Wednesday, January 05, 2011

Nuns welcomed the new year 2011 by reading Kagyur (Tripitaka)

The nuns of Thrangu Tara Abbey welcomed the new year 2011 by reading the Kagyur (Tripitaka, the collections of teachings of the Buddha). The Kagyur reading was requested and sponsored by Karma Sherpa and Family and Lhakpa and Family on 5th Jan, 2011.

The Tripitaka (Tipitaka in Pali) is the earliest collection of Buddhist teachings and the only text recognized as canonical by Theravada Buddhists. Many commentaries have been added over the centuries, however. Tripitaka means "three baskets," from the way in which it was originally recorded: the text was written on long, narrow leaves, which were sewn at the edges then grouped into bunches and stored in baskets. The collection is also referred to as the Pali Canon, after the language in which it was first written.

The Tripitaka was handed down orally, then written down in the third century B.C.E. According to Buddhist tradition, the contents of the Tripitaka were determined at the First Buddhist Council, shortly after the Buddha's death. As many as 500 of Buddha's disciples assembled, and at the direction of Mahakashypa, Buddha's successor, the teachings of the Buddha were recited in full. They were then verified by others who had also been present and organized into the Tripitaka (although not written at the time).

The Vinaya Pitaka (Discipline Basket) was recalled by a monk named Upali.

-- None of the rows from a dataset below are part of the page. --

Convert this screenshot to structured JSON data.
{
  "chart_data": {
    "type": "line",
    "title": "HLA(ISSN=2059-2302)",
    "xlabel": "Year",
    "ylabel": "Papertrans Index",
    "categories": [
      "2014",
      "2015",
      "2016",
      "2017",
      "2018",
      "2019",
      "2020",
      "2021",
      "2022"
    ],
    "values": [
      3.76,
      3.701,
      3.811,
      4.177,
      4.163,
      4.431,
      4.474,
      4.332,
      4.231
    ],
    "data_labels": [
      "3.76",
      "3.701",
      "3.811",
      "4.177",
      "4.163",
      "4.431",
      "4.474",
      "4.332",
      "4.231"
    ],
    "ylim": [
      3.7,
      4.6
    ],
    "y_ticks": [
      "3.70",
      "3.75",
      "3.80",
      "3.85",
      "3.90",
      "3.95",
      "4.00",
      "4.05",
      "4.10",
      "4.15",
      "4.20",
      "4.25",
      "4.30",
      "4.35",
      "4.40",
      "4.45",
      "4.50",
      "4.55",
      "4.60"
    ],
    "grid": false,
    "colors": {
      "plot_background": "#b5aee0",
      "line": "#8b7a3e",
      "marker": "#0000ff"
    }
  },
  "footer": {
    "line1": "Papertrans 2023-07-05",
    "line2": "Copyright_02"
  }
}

It deals with rules and regulations for the monastic community (the sangha), including 227 rules for monks, further regulations for nuns, and guidelines for the interaction between the sangha and the laity. Most of these rules derive from the Buddha's responses to specific situations in the community.

The Sutra Pitaka (Discourse Basket) was recited by Ananda, Buddha's cousin and closest companion. It contains the Buddha's teachings on doctrine and behavior, focusing especially on meditation techniques.

The Abhidharma Pitaka (Higher Knowledge or Special Teachings Basket) was recited by Mahakashyapa, the Buddha's successor. It is essentially a collection of miscellaneous writings, including songs, poetry, and stories of the Buddha and his past lives. Its primary subjects are Buddhist philosophy and psychology. Also within the Abhidharma Pitaka is the Dhammapada (Dharmapada in Sanskrit), a popular Buddhist text. The Dhammapada consists of sayings of the Buddha and simple discussions of Buddhist doctrine based on the Buddha's daily life.